The plaintiff claimed that the employer improperly interfered with her FMLA leave and terminated her in retaliation for taking FMLA leave. Although the employer could have been better about paying closer attention to documentation earlier in the process, the court carefully considered the employer’s employee handbook and FMLA policy confirming that employer could request medical certification, which served as a “standing request for certification,” and that the policy provided a time limitation following return to provide the documentation. The court also took into consideration the employer’s attempts to clarify the information needed when the initial certification was not clear.

The court found no evidence of interference or retaliation where the employer’s policies indicated the leave was properly designated as unauthorized, the employer was within its right to continue to designate the employee’s absence as unauthorized for lack of documentation, and the employee failed to contact her supervisor to return to work. All of these factors indicated that the employer had a legitimate reason for termination.

This case is just one example of why well-written, legally enforceable policies are critical in defending against claims by employees, especially when the dispute involves confusing areas of the law like FMLA or the Americans with Disabilities Act. Well before litigation becomes an issue, employer policies help guide decision makers and employees to resolution of conflicts because the employer can point to a policy that puts an employee on notice of company requirements. It is equally important that employers encourage their management staff to consistently reference and follow these policies, and to update them as needed.

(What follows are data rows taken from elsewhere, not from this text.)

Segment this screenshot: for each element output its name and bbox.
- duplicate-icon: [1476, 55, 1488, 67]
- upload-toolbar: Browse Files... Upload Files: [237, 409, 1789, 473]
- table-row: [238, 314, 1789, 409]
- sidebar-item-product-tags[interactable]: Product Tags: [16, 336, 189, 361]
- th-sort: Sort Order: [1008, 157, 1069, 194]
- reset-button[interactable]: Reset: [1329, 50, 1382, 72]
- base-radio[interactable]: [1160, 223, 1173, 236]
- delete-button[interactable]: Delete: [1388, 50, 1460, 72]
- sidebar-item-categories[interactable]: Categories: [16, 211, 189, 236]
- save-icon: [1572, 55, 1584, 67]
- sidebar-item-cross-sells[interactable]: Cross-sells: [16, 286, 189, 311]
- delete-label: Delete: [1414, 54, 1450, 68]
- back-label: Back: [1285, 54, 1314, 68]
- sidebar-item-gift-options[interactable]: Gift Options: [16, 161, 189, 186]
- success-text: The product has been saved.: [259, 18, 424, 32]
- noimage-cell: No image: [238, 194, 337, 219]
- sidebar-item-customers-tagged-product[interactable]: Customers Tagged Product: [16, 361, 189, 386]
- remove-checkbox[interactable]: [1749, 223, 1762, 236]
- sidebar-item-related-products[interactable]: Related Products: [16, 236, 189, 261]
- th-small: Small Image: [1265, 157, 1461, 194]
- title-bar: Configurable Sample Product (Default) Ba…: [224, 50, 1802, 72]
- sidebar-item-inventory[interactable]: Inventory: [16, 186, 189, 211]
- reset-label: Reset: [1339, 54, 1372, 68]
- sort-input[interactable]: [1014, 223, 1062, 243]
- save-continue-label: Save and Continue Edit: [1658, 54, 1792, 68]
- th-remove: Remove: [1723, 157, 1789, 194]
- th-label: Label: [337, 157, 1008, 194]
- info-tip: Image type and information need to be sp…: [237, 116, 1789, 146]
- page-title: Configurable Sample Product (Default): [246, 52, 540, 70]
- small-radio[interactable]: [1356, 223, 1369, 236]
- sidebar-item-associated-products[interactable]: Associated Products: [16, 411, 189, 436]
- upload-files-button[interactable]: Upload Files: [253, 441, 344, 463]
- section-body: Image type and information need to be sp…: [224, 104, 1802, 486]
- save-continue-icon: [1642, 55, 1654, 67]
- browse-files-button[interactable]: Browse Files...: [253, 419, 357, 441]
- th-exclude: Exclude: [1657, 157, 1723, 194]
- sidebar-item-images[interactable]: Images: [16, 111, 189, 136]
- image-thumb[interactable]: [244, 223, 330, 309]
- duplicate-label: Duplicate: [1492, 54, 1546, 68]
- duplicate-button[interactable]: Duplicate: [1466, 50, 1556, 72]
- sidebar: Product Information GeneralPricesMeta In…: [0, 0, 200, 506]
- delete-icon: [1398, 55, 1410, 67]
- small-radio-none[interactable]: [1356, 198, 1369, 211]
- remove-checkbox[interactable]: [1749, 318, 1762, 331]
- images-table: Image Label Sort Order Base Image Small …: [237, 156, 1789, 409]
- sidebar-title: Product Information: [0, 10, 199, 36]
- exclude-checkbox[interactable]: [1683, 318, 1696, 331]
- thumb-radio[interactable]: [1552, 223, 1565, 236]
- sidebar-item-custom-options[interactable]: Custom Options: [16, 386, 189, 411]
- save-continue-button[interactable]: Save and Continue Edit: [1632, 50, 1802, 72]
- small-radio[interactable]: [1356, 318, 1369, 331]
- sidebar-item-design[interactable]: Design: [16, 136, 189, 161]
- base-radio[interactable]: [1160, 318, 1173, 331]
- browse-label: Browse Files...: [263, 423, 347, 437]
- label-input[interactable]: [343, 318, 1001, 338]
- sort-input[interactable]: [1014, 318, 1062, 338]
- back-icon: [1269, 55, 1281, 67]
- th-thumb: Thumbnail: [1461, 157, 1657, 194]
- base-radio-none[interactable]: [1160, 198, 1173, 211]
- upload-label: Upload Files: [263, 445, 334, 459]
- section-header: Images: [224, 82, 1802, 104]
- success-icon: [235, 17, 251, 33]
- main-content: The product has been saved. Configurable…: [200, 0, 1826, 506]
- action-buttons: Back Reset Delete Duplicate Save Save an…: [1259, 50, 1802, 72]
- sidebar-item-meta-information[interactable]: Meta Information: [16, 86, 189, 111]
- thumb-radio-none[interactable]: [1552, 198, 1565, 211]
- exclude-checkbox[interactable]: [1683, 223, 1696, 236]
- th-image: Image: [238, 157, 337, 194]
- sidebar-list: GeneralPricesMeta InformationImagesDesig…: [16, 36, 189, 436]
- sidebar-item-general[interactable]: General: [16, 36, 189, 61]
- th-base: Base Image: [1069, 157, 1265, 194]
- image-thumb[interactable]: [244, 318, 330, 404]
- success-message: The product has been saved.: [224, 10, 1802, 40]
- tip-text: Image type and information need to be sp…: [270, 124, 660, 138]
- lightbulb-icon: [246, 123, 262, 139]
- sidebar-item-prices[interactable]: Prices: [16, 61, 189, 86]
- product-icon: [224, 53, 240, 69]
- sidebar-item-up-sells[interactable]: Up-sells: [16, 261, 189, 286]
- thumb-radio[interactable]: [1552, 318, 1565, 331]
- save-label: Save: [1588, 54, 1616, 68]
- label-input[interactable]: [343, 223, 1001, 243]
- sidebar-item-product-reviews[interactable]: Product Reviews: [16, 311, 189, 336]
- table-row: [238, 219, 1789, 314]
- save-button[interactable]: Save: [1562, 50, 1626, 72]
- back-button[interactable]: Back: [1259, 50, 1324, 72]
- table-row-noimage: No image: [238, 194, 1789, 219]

Following are some recent developments to keep in mind: 

  1. Department of Labor regulations addressing new thresholds for exemptions to overtime requirements under the Fair Labor Standards Act are closer to being released. The Department of Labor sent its final draft of the final rules to the Office of Management and Budget for review.
     
  2. The Department of Labor issued a new “union persuader rule” which will require employers to report when it hires third parties to assist in crafting anti-union campaign messages. The new rule interprets Section 203 of the Labor Management Reporting and Disclosure Act, requiring employers to file reports and disclose expenditures on labor-management activities.

    However, the law did not require disclosure if employers hire consultants to create materials, strategies and policies for organizing campaigns, as long as the consultant does not directly contact employees.

    The new rule requires reporting on “actions, conduct or communications that are undertaken with an object, explicitly or implicitly, directly or indirectly, to affect an employee’s decisions regarding his or her representation or collective bargaining rights.” The Federal Register published the new rule on March 24. The change will be applicable to arrangements, agreements, and payments made on or after July 1, 2016. 
     
  3. New York State and California are poised to raise their minimum wage rates to $15 per hour in the coming years. New York will also become the first state to provide 12 weeks of paid family and medical leave under a bill expected to be signed by the governor.